Back in the 1800’s when Alaska was much heavier as it was full of gold, lots of people went up there to deal with this mineral obesity. While gold is nice to spend and shiny, its pretty tough on folks trying to eat it. So the locals turned to the (now state) bird the Ptargna. . . the patarma. . . the Ptarmigan. This cute fella right here.
By closely watching the habits of this plucky little birds, the miners were able to track down fresh supplies of grain, fruit and other bits of nature’s bounty thereby assuring that they were the first of Alaska’s sandal wearing, whole food eating vegan hippie residents. Nah, just kidding. They ate the little suckers.
Eventually 1902 rolled around and they filled the spot to capacity (somewhere between 17 and 37 people?) and had to make it into a town. They decided on the spot to name it after their favorite foodstuff. Problem was, no one really knew how to spell Ptarmigan. Hell, I can’t spell Ptarmigan and every time you see the word Ptarmigan you can rest assured that it’s a cut/paste from Wikipedia. Fearing ridicule from the rest of the world, they put between 34 and 74 pairs of eyes to searching for a good name for the place.
When that failed, I’m sure someone half-jokingly said “let’s just call the damned place Chicken and get back to rolling in our gold.” And that is how Chicken, Alaska came to be a town.
You can visit it today. In fact, if you’re driving from say. . . Hell’s Kitchen in New York to Chicken, Alaska - a trip of 4,099 miles, you can use these directions as provided by Google maps. They’ve got a cafe, a salmon bake and of course, a bar.
Despite my earlier mental picture of the place, the streets ain’t paved with gold. Or Ptarmigan bones, but rather packed gravel. And you’ll have to bring your own phones, electricity, internet and bathrooms as Chicken Alaska has none of these things.
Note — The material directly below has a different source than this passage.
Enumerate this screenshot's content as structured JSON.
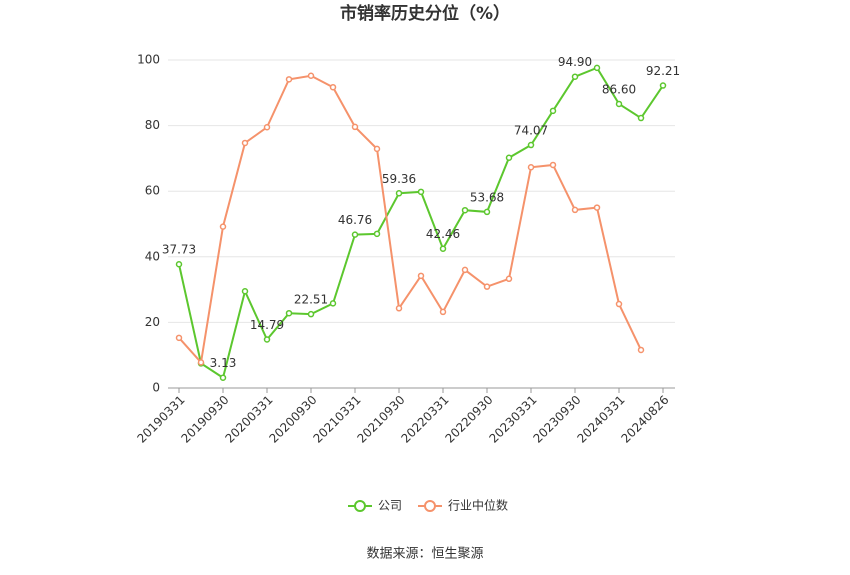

Chicken has been thrust squarely into the modern age however, as they have their own website, hosted out side of the town, of course. Just how squarely into the modern age have they thrusted? Well, they seem to have landed somewhere between Lynx and the Animated Gif era. Regardless, I’ve officially added Chicken, Alaska to my list of places I’d like to see before I die.